Other UB pharmacy residents perform similarly with patients who are being treated for hypertension, thyroid disease, HIV/AIDS and psychiatric disorders.

Erin Slazak, UB clinical assistant professor of pharmacy practice, is the program coordinator of the MedSense℠ Pharmacy Program and director of the UB residency program at Lifetime Health Medical Group -- a primary care group with four practices in Western New York.

Slazak mentors UB pharmacy residents who help patients manage cholesterol, blood pressure and type 2 diabetes, among other chronic medical conditions.

"I love what I do. It serves a definite need," says Slazak.

Having the ability to work so closely with patients, helping them to adjust to their physician-prescribed treatment regimens, often leads to better compliance and improved laboratory results, Slazak says.

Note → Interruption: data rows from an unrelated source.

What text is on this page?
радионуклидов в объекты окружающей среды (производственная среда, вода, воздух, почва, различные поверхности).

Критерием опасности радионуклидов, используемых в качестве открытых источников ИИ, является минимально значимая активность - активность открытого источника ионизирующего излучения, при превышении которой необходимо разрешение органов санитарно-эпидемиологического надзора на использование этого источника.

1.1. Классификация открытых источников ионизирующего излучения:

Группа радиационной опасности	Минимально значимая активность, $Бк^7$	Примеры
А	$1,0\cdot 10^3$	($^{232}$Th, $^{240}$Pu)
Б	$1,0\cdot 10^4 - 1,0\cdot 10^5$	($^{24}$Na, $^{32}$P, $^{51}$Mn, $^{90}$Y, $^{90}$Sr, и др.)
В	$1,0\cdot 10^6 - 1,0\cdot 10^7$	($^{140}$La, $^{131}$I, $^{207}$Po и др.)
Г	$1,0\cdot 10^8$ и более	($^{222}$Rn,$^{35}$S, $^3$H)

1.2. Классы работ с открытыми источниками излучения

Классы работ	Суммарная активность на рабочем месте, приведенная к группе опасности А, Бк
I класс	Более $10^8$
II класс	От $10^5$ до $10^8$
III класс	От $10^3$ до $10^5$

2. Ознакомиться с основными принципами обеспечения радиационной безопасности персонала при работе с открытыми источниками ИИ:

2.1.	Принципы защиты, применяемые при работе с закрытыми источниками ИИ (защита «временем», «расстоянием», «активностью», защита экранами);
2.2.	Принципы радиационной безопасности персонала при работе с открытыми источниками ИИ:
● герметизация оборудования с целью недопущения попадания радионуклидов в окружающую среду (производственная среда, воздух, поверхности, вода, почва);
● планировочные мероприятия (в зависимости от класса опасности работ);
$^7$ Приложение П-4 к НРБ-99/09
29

Such results are important to insurance companies, too.

Studies from the journal Pharmacotherapy, the National Institutes of Health cholesterol guidelines and the BMJ (British Medical Journal) have concluded that reducing a patient's laboratory numbers can be cost saving. Respectively, it is estimated that a decrease of one percent in the A1c, a blood test that can measure average plasma glucose over three months, may save $820 in health costs. A decrease in "bad" cholesterol or LDL by one percent may save $256. And every point that blood pressure decreases saves $9 dollars.

"Our residency programs show that patients who previously would be thought of as non-compliant often need more human intervention, more follow-up. Sometimes people who appear uninterested are just overwhelmed with a new diagnosis and really need our guidance to help them manage the details," Albanese says.

The UB pharmacy practice residency programs are located in pharmacies, in ambulatory health agencies and in hospitals across Erie and Niagara counties. UB pharmacy residents also receive an academic appointment and are expected to teach classes at UB in the area of their residency.

"These residencies are for pharmacists who want more direct contact and involvement with patients in an ambulatory setting. They can have a real impact on a patient's quality of life--and that's priceless," Albanese says.

The University at Buffalo is a premier research-intensive public university, a flagship institution in the State University of New York system and its largest and most comprehensive campus. UB's more than 28,000 students pursue their academic interests through more than 300 undergraduate, graduate and professional degree programs. Founded in 1846, the University at Buffalo is a member of the Association of American Universities.